The next two steps were to ask God to take away from me everything which stood between Him and me. Then 8 and 9 were for me to remove what stood between YOU and me, and ALL people. Finally I found I had to climb out of my pit of isolation, and join you Peeps, in living a life without booze, aimed at a new happiness, freedom, and JOY.
Then I learned how to become friends with that Power, that Great Entity, whatever made sense to me (I call His name, God), how to talk with, work with, love, and just BE with this new-found God of my understanding. Finally, I learned through experience, and counsel with others, how to carry this message of sober living to others. They had to need it, of course, but the only real requirement, was a desire to stop drinking.
Held by that slim thread of desire, a great door leading to a whole new life opened to me. That is now my life of freedom, happiness, and joy for which I am EVER so thankful, grateful. It has become a life of joyful, fulfilling service to whoever asks, whoever is put in front of me wanting help.
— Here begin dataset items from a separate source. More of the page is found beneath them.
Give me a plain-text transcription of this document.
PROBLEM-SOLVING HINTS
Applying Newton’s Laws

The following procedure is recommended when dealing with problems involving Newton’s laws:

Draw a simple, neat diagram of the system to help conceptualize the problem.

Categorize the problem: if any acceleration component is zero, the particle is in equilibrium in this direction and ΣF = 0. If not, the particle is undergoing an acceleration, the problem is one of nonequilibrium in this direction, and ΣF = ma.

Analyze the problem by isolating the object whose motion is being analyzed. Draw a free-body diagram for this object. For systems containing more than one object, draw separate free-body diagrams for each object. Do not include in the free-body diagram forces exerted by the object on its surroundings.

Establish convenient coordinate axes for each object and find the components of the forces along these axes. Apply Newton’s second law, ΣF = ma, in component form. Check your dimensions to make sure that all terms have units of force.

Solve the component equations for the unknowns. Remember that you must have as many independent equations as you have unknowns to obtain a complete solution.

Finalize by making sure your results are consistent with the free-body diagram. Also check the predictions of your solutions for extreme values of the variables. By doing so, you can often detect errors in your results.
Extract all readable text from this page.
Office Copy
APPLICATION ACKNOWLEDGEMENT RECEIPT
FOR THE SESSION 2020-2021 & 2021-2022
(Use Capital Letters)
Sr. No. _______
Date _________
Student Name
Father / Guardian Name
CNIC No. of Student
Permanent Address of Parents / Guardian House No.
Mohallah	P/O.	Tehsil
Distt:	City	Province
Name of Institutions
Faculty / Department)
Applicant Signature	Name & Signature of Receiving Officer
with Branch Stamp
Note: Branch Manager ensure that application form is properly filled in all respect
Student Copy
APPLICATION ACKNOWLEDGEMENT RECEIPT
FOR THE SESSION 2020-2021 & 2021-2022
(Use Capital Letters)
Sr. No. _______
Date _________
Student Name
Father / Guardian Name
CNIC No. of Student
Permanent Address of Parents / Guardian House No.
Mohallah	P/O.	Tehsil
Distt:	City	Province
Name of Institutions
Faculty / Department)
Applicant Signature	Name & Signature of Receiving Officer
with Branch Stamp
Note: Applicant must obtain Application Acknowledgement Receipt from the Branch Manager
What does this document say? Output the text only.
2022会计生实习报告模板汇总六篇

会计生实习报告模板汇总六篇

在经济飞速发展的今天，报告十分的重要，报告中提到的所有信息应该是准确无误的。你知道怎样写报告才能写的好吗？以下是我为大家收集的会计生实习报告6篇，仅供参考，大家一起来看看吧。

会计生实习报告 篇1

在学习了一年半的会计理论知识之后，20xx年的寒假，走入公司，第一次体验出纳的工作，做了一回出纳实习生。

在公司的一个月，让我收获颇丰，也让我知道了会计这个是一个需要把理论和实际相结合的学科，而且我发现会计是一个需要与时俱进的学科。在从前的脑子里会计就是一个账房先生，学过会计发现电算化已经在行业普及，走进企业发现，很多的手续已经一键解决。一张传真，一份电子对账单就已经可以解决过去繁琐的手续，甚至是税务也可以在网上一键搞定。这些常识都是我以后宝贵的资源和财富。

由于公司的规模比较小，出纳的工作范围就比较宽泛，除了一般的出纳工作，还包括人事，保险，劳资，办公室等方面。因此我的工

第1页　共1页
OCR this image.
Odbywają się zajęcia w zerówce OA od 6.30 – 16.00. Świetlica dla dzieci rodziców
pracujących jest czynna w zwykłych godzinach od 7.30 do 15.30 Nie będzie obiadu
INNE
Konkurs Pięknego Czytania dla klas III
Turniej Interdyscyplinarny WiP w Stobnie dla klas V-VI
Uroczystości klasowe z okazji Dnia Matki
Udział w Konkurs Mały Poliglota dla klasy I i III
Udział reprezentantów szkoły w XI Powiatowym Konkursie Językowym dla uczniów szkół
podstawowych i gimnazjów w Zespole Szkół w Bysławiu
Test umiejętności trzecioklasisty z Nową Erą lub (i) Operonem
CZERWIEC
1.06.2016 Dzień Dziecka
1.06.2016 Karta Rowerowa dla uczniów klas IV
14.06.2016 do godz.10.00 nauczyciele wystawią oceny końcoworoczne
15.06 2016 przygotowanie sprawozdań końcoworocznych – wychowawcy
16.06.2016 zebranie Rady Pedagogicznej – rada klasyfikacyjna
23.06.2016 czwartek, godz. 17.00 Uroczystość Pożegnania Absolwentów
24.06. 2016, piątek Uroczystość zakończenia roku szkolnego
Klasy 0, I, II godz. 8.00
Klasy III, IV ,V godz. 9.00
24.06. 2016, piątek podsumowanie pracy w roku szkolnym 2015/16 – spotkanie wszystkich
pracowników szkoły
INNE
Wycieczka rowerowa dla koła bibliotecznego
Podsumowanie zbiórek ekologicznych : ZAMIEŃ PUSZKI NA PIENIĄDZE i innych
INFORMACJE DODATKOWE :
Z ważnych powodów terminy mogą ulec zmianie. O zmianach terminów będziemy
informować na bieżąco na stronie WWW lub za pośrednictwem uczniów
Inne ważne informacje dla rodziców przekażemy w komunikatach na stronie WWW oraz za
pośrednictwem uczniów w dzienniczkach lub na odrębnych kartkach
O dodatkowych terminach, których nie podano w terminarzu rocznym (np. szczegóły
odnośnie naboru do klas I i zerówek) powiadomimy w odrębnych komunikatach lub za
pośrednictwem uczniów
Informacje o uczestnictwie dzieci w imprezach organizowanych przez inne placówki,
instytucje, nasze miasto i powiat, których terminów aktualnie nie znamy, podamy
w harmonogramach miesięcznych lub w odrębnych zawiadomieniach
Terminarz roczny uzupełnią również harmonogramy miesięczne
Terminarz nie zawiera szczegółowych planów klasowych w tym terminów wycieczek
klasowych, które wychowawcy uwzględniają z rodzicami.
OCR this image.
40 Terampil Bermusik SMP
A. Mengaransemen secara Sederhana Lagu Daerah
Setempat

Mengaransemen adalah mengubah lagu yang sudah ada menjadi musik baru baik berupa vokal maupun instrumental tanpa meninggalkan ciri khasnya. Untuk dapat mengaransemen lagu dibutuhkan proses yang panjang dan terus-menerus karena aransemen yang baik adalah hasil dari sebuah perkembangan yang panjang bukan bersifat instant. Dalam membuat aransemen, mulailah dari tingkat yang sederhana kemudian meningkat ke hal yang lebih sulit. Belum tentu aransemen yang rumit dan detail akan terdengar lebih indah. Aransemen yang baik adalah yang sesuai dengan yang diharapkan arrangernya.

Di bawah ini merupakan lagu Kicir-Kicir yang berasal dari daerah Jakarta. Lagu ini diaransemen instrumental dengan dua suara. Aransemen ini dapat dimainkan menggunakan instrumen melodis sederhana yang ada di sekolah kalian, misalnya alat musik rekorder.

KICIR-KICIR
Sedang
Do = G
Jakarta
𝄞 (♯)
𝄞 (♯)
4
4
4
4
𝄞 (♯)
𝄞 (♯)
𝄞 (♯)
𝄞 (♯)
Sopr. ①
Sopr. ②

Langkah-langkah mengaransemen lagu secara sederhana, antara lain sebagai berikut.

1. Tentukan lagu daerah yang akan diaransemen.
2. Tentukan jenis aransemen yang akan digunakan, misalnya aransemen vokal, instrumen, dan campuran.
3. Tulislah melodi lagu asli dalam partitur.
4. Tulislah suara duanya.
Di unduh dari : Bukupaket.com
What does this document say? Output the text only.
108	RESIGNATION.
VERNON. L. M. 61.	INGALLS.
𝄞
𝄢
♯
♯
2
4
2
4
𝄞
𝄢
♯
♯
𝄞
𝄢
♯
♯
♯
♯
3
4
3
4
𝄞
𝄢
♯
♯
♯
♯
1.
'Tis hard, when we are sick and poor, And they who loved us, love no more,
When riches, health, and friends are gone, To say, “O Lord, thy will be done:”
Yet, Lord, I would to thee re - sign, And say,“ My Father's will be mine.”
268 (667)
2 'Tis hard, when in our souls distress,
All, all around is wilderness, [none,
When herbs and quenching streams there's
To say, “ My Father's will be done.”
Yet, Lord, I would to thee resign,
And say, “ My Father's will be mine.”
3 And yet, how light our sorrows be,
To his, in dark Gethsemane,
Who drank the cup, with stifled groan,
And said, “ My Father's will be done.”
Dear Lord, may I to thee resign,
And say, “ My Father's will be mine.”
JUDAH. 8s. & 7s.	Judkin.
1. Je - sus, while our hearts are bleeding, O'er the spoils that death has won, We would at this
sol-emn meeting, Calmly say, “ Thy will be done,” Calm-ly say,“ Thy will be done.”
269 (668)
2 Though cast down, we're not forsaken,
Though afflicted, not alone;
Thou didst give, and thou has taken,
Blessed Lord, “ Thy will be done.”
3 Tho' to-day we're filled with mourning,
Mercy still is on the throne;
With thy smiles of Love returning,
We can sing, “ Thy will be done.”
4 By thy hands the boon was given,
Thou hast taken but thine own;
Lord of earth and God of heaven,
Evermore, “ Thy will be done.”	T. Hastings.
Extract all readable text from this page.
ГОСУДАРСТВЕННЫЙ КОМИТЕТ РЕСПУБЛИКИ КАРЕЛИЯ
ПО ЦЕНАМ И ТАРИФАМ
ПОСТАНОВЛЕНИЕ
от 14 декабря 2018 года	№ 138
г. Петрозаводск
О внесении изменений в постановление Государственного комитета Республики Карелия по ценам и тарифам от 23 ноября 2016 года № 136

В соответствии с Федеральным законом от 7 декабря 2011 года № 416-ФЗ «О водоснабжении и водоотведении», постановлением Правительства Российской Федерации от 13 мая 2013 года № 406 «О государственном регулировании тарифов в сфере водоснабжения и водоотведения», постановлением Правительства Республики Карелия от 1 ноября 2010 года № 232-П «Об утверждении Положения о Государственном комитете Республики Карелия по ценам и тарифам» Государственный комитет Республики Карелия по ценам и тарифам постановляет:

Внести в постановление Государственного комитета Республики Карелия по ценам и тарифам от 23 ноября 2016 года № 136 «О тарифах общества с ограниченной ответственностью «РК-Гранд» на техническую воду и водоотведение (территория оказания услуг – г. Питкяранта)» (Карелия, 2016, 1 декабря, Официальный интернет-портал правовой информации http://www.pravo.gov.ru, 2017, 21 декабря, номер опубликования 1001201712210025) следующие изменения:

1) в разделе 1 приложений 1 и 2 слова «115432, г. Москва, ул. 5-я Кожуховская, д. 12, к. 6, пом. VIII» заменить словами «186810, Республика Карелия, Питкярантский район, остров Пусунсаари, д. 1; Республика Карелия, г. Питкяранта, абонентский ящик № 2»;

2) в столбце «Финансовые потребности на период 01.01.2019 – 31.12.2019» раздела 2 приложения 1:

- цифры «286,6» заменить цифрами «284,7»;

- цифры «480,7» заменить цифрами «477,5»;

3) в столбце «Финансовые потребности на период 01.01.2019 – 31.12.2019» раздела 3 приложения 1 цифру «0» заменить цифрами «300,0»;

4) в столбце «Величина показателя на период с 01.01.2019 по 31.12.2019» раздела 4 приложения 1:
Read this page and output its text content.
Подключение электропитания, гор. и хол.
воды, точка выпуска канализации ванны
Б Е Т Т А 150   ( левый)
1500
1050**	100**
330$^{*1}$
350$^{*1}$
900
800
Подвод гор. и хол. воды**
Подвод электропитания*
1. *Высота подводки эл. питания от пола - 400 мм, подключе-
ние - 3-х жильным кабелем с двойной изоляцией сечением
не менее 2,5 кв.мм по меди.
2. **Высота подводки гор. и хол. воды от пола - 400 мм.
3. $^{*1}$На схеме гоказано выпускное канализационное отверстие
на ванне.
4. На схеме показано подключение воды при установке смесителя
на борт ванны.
I now can show them where the help is which they seek, and how to acquire the gift, given me so freely, the gift of SOBER LIVING!
IN NO WAY did I begin this post with a dissertation on the Steps in my mind...it just seemed to flow out, so here it is. like it or not.
As the Christmas tree which had blocked my view of the rest of the house is now gone, so with my own view-blocking stuff. Much of it is gone, so I can see more clearly God's will for me. That may not be what I or anyone might think...but when I am shown, I will be ME for HE!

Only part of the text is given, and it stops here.